Кем бы она ни была на самом деле, Мария Еврейка являлась одним из замечательных алхимиков-практиков, изобретателем целого ряда технических средств, применяемых и поныне, например, жаровни с углями для постоянного подогрева, жаровни для длительного нагревания и двойного тигля-кипятильника (который у французов до сих пор именуется bain-marie). Ни одно из ее сочинений до нас не дошло, но Зосим[32] и другие ранние компиляторы текстов по алхимии всегда отзывались о ней с особым почтением. Зосим считал, что Мария Еврейка — это Мириам, сестра Моисея. Он, как и полагается, всегда стремился придать своей традиции максимально возможную древность.
Мысль о том, что Мария Магдалина могла быть одной из основательниц алхимии, на первый взгляд представляется более чем странной. Ортодоксальное христианство со временем стало единственным и господствующим направлением, подавившим все прочие пышно цветущие ответвления христианства I в. н. э. За рамками победившего учения оказалась и гностическая картина мира с ее мистической эсхатологией света, дававшая своим адептам надежду на возвращение к божественному источнику этого света. Не будет излишним преувеличением сказать, что ортодоксальное христианство стало политическим инструментом — средством контроля доступа к духовной реальности, то есть, другими словами, превратилось в одно из созданий Демиурга.
И, однако, чем больше изучаешь Евангелия и алхимическую литературу ранних гностиков, тем сложнее отрицать, что христианство в своей первооснове было выражением той же духовной традиции. В таком понимании христианство служило как бы движущей силой и средством реализации алхимических трансмутаций, одной из которых является конец света. Только в Евангелиях и других раннехристианских текстах процессы трансмутаций (преобразований), лежащие в основе алхимии и эсхатологии, изображены как часть неразделимого целого.
Алхимия и христианская эсхатологияВ основе христианства лежит космологическая тайна, и наши современные представления о конце света восходят к этой магической тайне, заключенной в самом сердце христианства. Чтобы постичь эту тайну и всю ее важность с точки зрения алхимии и апокалиптики, мы должны для начала рассмотреть вопрос о том, каким образом в культуре палестинских евреев I в. н. э. возникла эта уникальная концепция конца света.

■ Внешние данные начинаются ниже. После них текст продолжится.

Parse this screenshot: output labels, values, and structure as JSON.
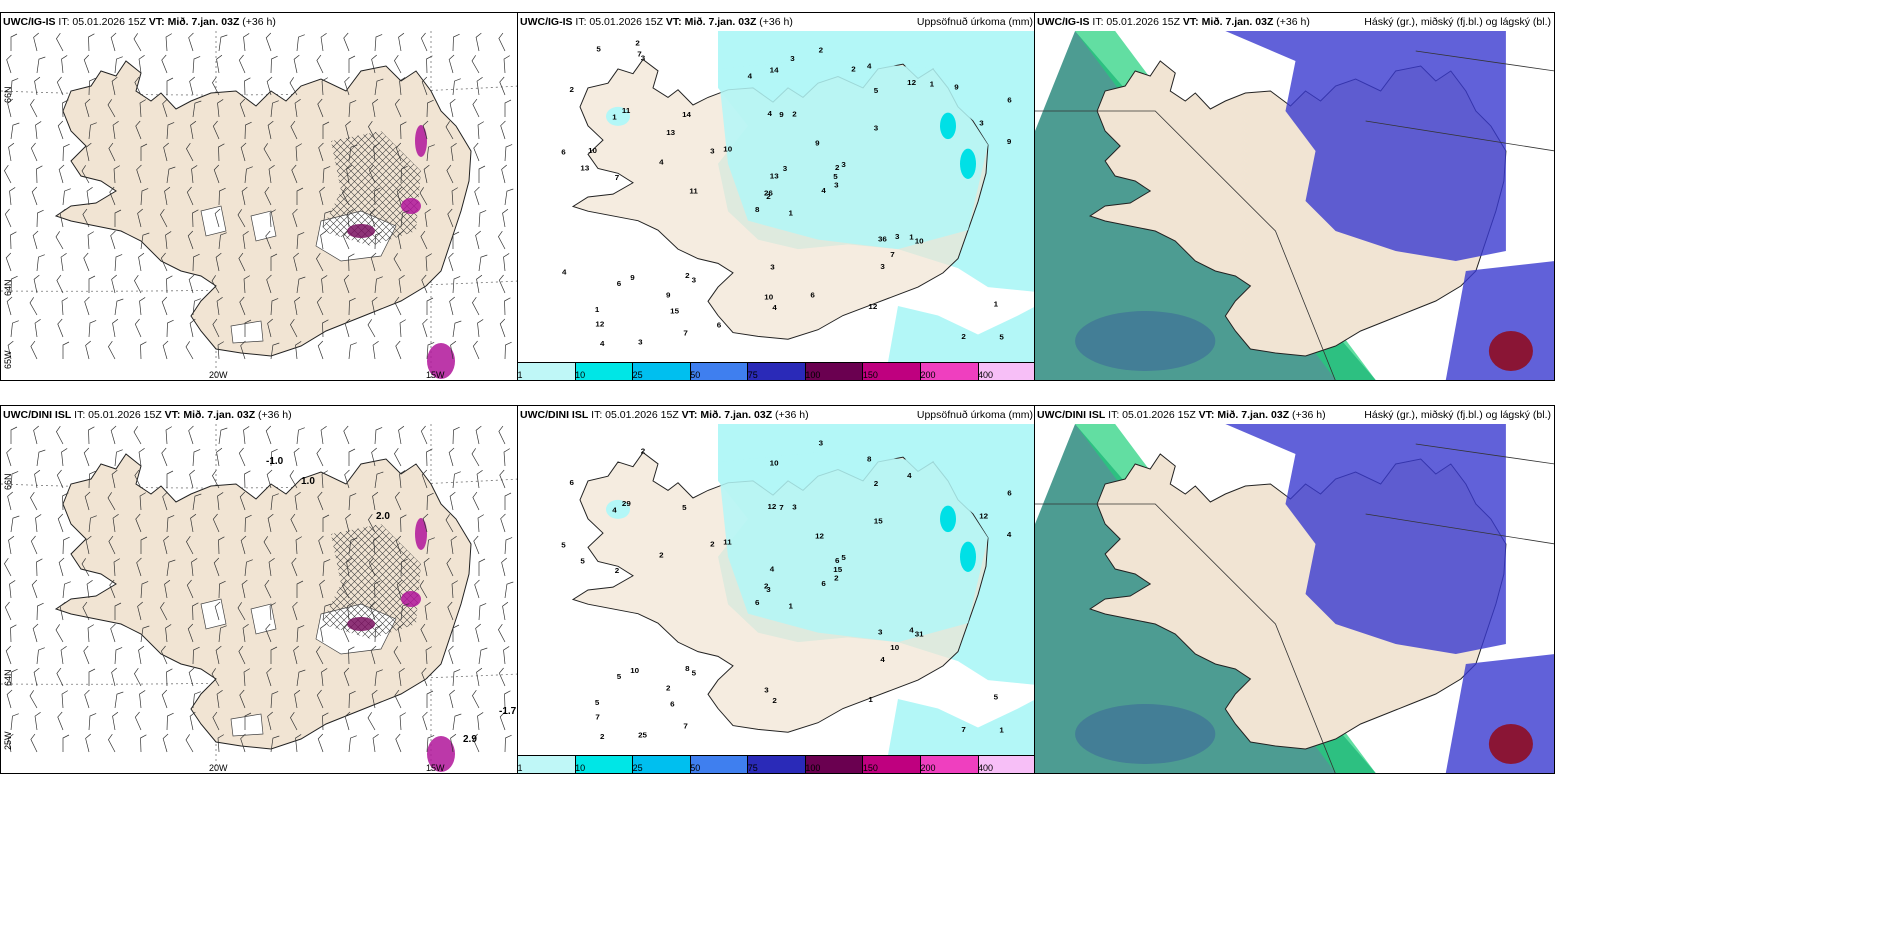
{
  "rows": [
    {
      "model": "UWC/IG-IS",
      "issue": "IT: 05.01.2026 15Z",
      "valid_prefix": "VT:",
      "valid": "Mið. 7.jan. 03Z",
      "lead": "(+36 h)",
      "left_map": {
        "lat_labels": [
          "66N",
          "64N",
          "65W"
        ],
        "lon_labels": [
          "20W",
          "15W"
        ]
      }
    },
    {
      "model": "UWC/DINI ISL",
      "issue": "IT: 05.01.2026 15Z",
      "valid_prefix": "VT:",
      "valid": "Mið. 7.jan. 03Z",
      "lead": "(+36 h)",
      "left_map": {
        "lat_labels": [
          "66N",
          "64N",
          "25W"
        ],
        "lon_labels": [
          "20W",
          "15W"
        ]
      }
    }
  ],
  "precip_title": "Uppsöfnuð úrkoma (mm)",
  "cloud_title": "Háský (gr.), miðský (fj.bl.) og lágský (bl.)",
  "colorbar": {
    "labels": [
      "1",
      "10",
      "25",
      "50",
      "75",
      "100",
      "150",
      "200",
      "400"
    ],
    "colors": [
      "#bff7f7",
      "#00e6e6",
      "#00bfef",
      "#3f7fef",
      "#2a2ab8",
      "#6a0050",
      "#bf007f",
      "#ef3fbf",
      "#f7bff7"
    ]
  },
  "colors": {
    "land": "#f1e4d3",
    "precip_light": "#b3f7f7",
    "precip_mid": "#00e0e6",
    "cloud_high": "#3a3ad0",
    "cloud_mid": "#3aa8d0",
    "cloud_low": "#2e8b7f",
    "cloud_green": "#1fd07a"
  },
  "precip_values_top": [
    "1",
    "1",
    "2",
    "1",
    "2",
    "3",
    "4",
    "2",
    "5",
    "4",
    "3",
    "5",
    "7",
    "6",
    "8",
    "3",
    "3",
    "4",
    "9",
    "9",
    "10",
    "12",
    "15",
    "9",
    "3",
    "10",
    "11",
    "14",
    "13",
    "36",
    "9",
    "26",
    "10",
    "13",
    "14",
    "12",
    "2",
    "2",
    "1",
    "1",
    "2",
    "3",
    "4",
    "3",
    "7",
    "6",
    "5",
    "4",
    "4",
    "3",
    "6",
    "3",
    "2",
    "7",
    "12",
    "9",
    "7",
    "5",
    "6",
    "9",
    "3",
    "11",
    "10",
    "13",
    "1",
    "2",
    "2",
    "4",
    "3",
    "4",
    "3",
    "6",
    "3"
  ],
  "precip_values_bottom": [
    "1",
    "4",
    "3",
    "5",
    "6",
    "5",
    "8",
    "3",
    "2",
    "6",
    "2",
    "1",
    "2",
    "6",
    "6",
    "15",
    "25",
    "12",
    "12",
    "10",
    "11",
    "7",
    "6",
    "7",
    "5",
    "31",
    "29",
    "10",
    "5",
    "3",
    "4",
    "2",
    "3",
    "4",
    "5",
    "4",
    "8",
    "7",
    "5",
    "4",
    "3",
    "2",
    "2",
    "4",
    "7",
    "5",
    "15",
    "2",
    "2",
    "2",
    "5",
    "12",
    "6",
    "10",
    "1",
    "2"
  ],
  "wind_labels_bottom": [
    "-1.0",
    "-1.7",
    "2.0",
    "1.0",
    "2.9"
  ]
}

Как показывают мифы народов мира, идеей конца света были буквально одержимы очень и очень многие архаические традиции, а не одни только древние евреи. Предания о потопе, во многом сходные с историей Ноя, изложенной в книге Бытия, хорошо знакомы многим традиционным культурам. Более того, библейская история о Ное сама восходит к преданиям шумеров Междуречья, лежащим в основе сюжета знаменитого эпоса о Гильгамеше. Однако Ветхий Завет — явление совершенно уникальное. Вместо того чтобы изложить эту историю в виде хроники или свода мифов, Ветхий Завет использует ее, чтобы продемонстрировать сверхъестественное вмешательство Бога в дела человеческие.
Ранние книги Ветхого Завета представляют собой нечто вроде псевдоисторической непрерывной последовательности событий, рассказы о которых, будучи собраны вместе, составляют некое единое целое, даже если они написаны в разное время и при весьма и весьма разных обстоятельствах. Создавая иллюзию историчности, течение времени обретает смысл как средство исполнения Божьего замысла. Это обостренное чувство духовной наполненности истории делает древнееврейскую — и тесно связанную с ней христианскую — картину мира в высшей степени восприимчивой к идее конца света. Если существовал момент сотворения мира, из этого вполне логично вытекает и идея о некоем моменте разрушения и гибели, или Страшном Суде. Утверждая, что все эти метафоры представляют собой реальные события, а не мифические образы в рамках некоего космического цикла, Ветхий Завет облачает Божественное начало в своего рода смирительную рубаху истории, основанной на законе причин и следствий.
Однако чувство исторического единства само по себе явилось плодом апокалипсического события — захвата Иерусалима вавилонянами в 58 г. до н. э., увода израильтян в плен и последующего их возвращения на родину спустя поколение. Моисеев Закон, или Тора, представлял собой компилятивный свод древних текстов, найденных среди развалин иерусалимского Храма, и месопотамских мифов, усвоенных израильтянами в изгнании. Эта новая версия священных текстов подчеркивала право еврейского Бога карать или вознаграждать и одаривать Свой народ. Историческая природа Божьего Промысла не была забыта выжившими в изгнании, которым доводилось слышать Моисеев Закон.